Protecting Your Online Activities

  • Be careful using public computers. Using a computer at a cyber café or a free computer at a trade show can be dangerous. If you do use this type of computer make sure no one is looking over your shoulder to memorize your personal data and be sure to sign off when you are done.
  • If you are using the Internet for financial transactions, be sure the sites you visit are secure. Most secure sites have URLs that start with “https://” instead of the normal “http://.”  Some websites may display a logo indicating it is secure, but make sure you know the site is one you trust.
  • Wireless Internet networks have become common and convenient. Be careful using wireless networks that are free and not secure. Wireless home networks deserve attention as well.
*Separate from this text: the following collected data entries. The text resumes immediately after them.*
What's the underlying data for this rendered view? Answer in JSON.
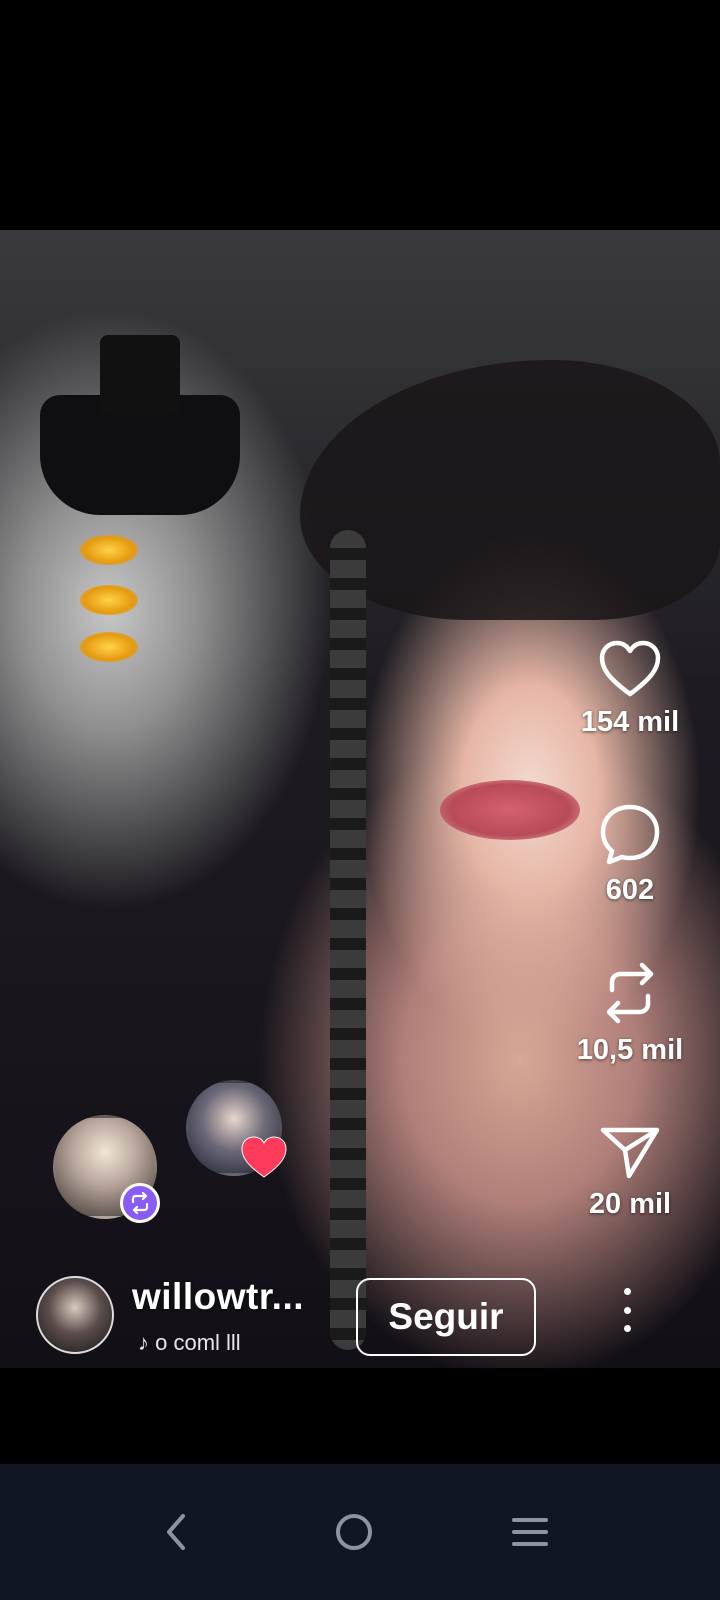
{
  "video": {
    "actions": {
      "like": {
        "icon": "heart-icon",
        "count": "154 mil"
      },
      "comment": {
        "icon": "comment-bubble-icon",
        "count": "602"
      },
      "repost": {
        "icon": "repost-icon",
        "count": "10,5 mil"
      },
      "share": {
        "icon": "send-icon",
        "count": "20 mil"
      }
    },
    "friend_activity": {
      "repost_avatar_badge": "repost-icon",
      "like_avatar_badge": "heart-icon"
    },
    "author": {
      "username": "willowtr...",
      "music": "♪ o  coml lll",
      "follow_label": "Seguir"
    }
  },
  "system_nav": {
    "back": "back-chevron-icon",
    "home": "home-circle-icon",
    "recents": "recents-lines-icon"
  },
  "colors": {
    "repost_badge": "#8a5cf6",
    "heart_badge": "#ff3b5c",
    "navbar_bg": "#111722"
  }
}
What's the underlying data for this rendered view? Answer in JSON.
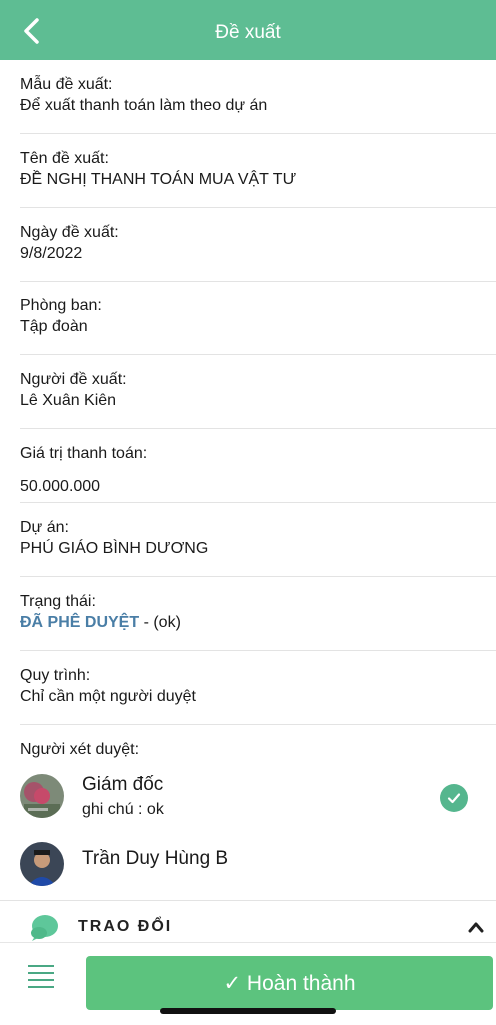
{
  "header": {
    "title": "Đề xuất"
  },
  "fields": [
    {
      "label": "Mẫu đề xuất:",
      "value": "Để xuất thanh toán làm theo dự án"
    },
    {
      "label": "Tên đề xuất:",
      "value": "ĐỀ NGHỊ THANH TOÁN MUA VẬT TƯ"
    },
    {
      "label": "Ngày đề xuất:",
      "value": "9/8/2022"
    },
    {
      "label": "Phòng ban:",
      "value": "Tập đoàn"
    },
    {
      "label": "Người đề xuất:",
      "value": "Lê Xuân Kiên"
    },
    {
      "label": "Giá trị thanh toán:",
      "value": "50.000.000"
    },
    {
      "label": "Dự án:",
      "value": "PHÚ GIÁO BÌNH DƯƠNG"
    },
    {
      "label": "Trạng thái:",
      "status": "ĐÃ PHÊ DUYỆT",
      "status_suffix": " - (ok)"
    },
    {
      "label": "Quy trình:",
      "value": "Chỉ cần một người duyệt"
    }
  ],
  "reviewers": {
    "label": "Người xét duyệt:",
    "items": [
      {
        "name": "Giám đốc",
        "note": "ghi chú : ok",
        "approved": true
      },
      {
        "name": "Trần Duy Hùng B"
      }
    ]
  },
  "exchange": {
    "label": "TRAO ĐỔI"
  },
  "footer": {
    "done_label": "✓ Hoàn thành"
  },
  "colors": {
    "header": "#5ebd93",
    "status": "#4a7ea6",
    "button": "#5cc37e"
  }
}
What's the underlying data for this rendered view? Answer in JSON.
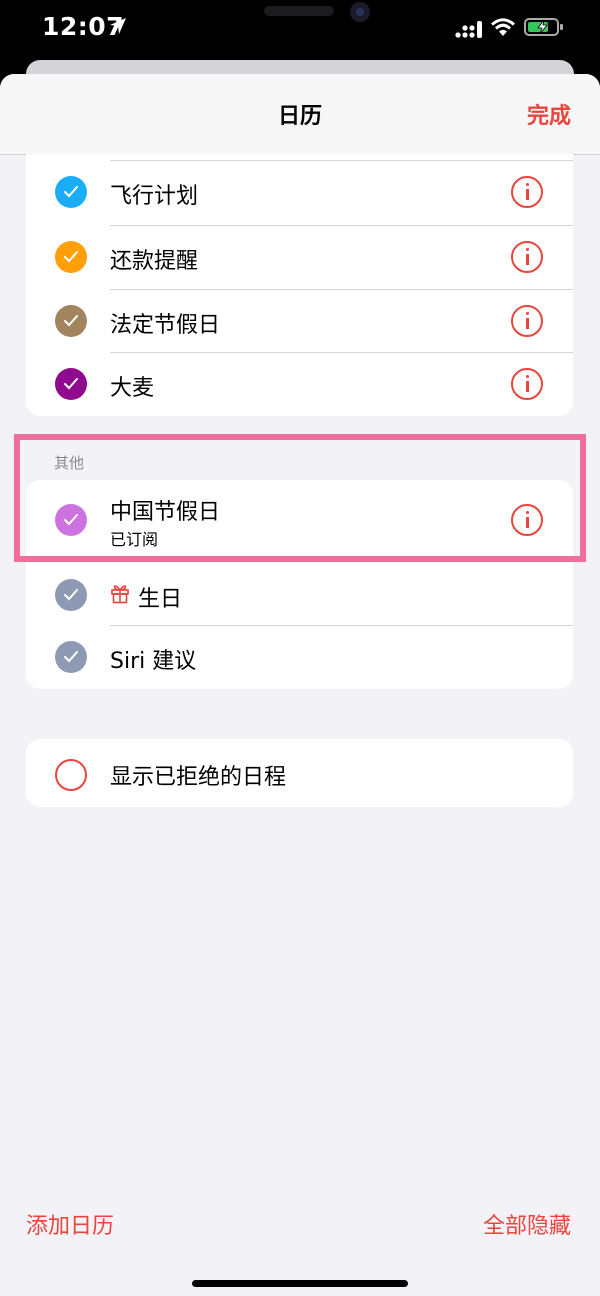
{
  "status_bar": {
    "time": "12:07"
  },
  "nav": {
    "title": "日历",
    "done_label": "完成"
  },
  "group1": {
    "items": [
      {
        "label": "飞行计划",
        "color": "#1badf8"
      },
      {
        "label": "还款提醒",
        "color": "#ff9f0a"
      },
      {
        "label": "法定节假日",
        "color": "#a2845e"
      },
      {
        "label": "大麦",
        "color": "#8e0b8e"
      }
    ]
  },
  "section_other": {
    "header": "其他",
    "items": [
      {
        "label": "中国节假日",
        "subtitle": "已订阅",
        "color": "#cc73e1"
      },
      {
        "label": "生日",
        "color": "#8e99b4",
        "icon": "gift-icon"
      },
      {
        "label": "Siri 建议",
        "color": "#8e99b4"
      }
    ]
  },
  "declined": {
    "label": "显示已拒绝的日程"
  },
  "bottom": {
    "add_calendar": "添加日历",
    "hide_all": "全部隐藏"
  },
  "colors": {
    "accent": "#e8453c",
    "highlight": "#ee6f99"
  }
}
It may be time consuming or more expensive to have a secure network at home, but that is better than having a fraudster sitting in a car on your street monitoring your activities and gaining access to your files and information.
  • It is important to install anti-virus software on your computer and keep it up to date.  The same holds true for firewalls and security patches for your operating system.

Passwords

Many websites you visit require a user name and password.  Having a strong password will make your online activities safer.  Unfortunately, many passwords are chosen to be easily remembered rather than to protect the user.  Some common passwords that hackers could easily guess are password, user name, your real name, your address, 123456, abcdef, or just a number. With just a four digit number, there are only 9,999 combinations and a sophisticated hacker could probably figure that out in seconds.

  • Strong passwords are at least six characters long and preferably eight.  They should contain a mixture of upper and lower case letters, numbers and special characters (#, $, ^, &,!,?, {, >, etc).  They should not be based on personal information and not be based on words found in a dictionary.
  • The difficulty of long and mixed passwords is that they can be hard to remember.  One suggestion is to create a password from a sentence that you are likely to remember.  For example, start with the sentence “My children John and Mary are 12 and 16 years old.”  Then use the first letters of the words, characters and the numbers to create the “McJ&Ma12&16yo” password.

Changing passwords often and using different at different websites also increases protection.  Keep any written record of your passwords in a safe location.